Viu de tudo durante seu êxodo por Gaza. Passou por centenas de crianças sem caminhos a  percorrer e talvez, quem sabe pelo do menino fotografado no mesmo lugar onde ele vivia (foto), sem destino, vendo apenas destruição à sua volta e com o ursinho de pelúcia jogado ao chão. Uma criança só larga seu ursinho quando não tem mais horizonte para olhar e buscar alguma coisa além dele. Pela foto pode-se ver que não há mais nada à frente. A filha de Hassan só não abandonou a gaiola com o pássaro porque estava com seus pais ao lado.

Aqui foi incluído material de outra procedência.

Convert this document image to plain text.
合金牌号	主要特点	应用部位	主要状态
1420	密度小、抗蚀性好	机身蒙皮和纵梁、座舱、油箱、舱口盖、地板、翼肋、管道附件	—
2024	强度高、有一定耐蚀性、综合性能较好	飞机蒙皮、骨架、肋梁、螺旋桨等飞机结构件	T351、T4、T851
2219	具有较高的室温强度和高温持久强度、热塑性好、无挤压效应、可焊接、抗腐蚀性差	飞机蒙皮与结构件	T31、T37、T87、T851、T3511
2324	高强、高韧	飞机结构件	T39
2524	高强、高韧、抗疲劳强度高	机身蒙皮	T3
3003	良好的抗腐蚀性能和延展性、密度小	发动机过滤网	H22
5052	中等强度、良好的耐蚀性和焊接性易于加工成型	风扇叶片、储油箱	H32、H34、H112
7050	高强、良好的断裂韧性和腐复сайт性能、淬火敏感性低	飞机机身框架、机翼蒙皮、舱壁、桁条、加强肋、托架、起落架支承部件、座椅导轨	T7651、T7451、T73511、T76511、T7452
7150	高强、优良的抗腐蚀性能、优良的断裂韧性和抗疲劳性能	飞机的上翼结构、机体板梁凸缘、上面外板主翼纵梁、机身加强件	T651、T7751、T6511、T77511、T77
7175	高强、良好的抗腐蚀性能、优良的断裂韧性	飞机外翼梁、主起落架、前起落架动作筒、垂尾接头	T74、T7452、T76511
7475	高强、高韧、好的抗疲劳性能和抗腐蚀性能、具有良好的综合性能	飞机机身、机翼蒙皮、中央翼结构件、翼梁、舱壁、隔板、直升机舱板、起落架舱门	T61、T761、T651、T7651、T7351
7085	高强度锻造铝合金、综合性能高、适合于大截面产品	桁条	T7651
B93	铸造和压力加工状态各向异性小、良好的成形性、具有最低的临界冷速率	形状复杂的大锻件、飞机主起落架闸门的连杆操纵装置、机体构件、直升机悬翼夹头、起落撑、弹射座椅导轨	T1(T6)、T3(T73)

Como eu poderia tentar dizer àquele casal do supermercado que sua ignorância impede que os dois vejam as coisas como elas são e não da forma que as mentiras ditas a toda hora tentam inocular nelas uma versão falsa dos fatos e que atende a interesses pouco confessáveis? Eu não teria como. Nem ao menos chamá-los de sionistas tive vontade. Muito provavelmente eles também não sabem o que quer dizer esse conceito. Semita é termo que se refere a um grupo étnico muito antigo, que engloba hebreus e outros, até mesmo árabes muçulmanos, mas o casal não merece a explicação. Nem a entenderia...

Há quatro dias, em decorrência do fascismo endêmico que acomete o governo de Israel, uma guerra sem sentido atravessa o Oriente Médio, envolve principalmente israelenses e iranianos e coloca em risco a sorte do mundo. Mais uma vez por trás de toda essa loucura sem sentido está a extrema direita mundial, renascida das cinzas da II Grande Guerra encerrada faz 80 anos. E desta feita estando à frente dela o presidente da maior potência mundial, um sopiopata cruel que pode até mesmo colocar fogo nos Estados Unidos para ver triunfarem suas ideias totalitárias e que não cabem em uma democracia moderna.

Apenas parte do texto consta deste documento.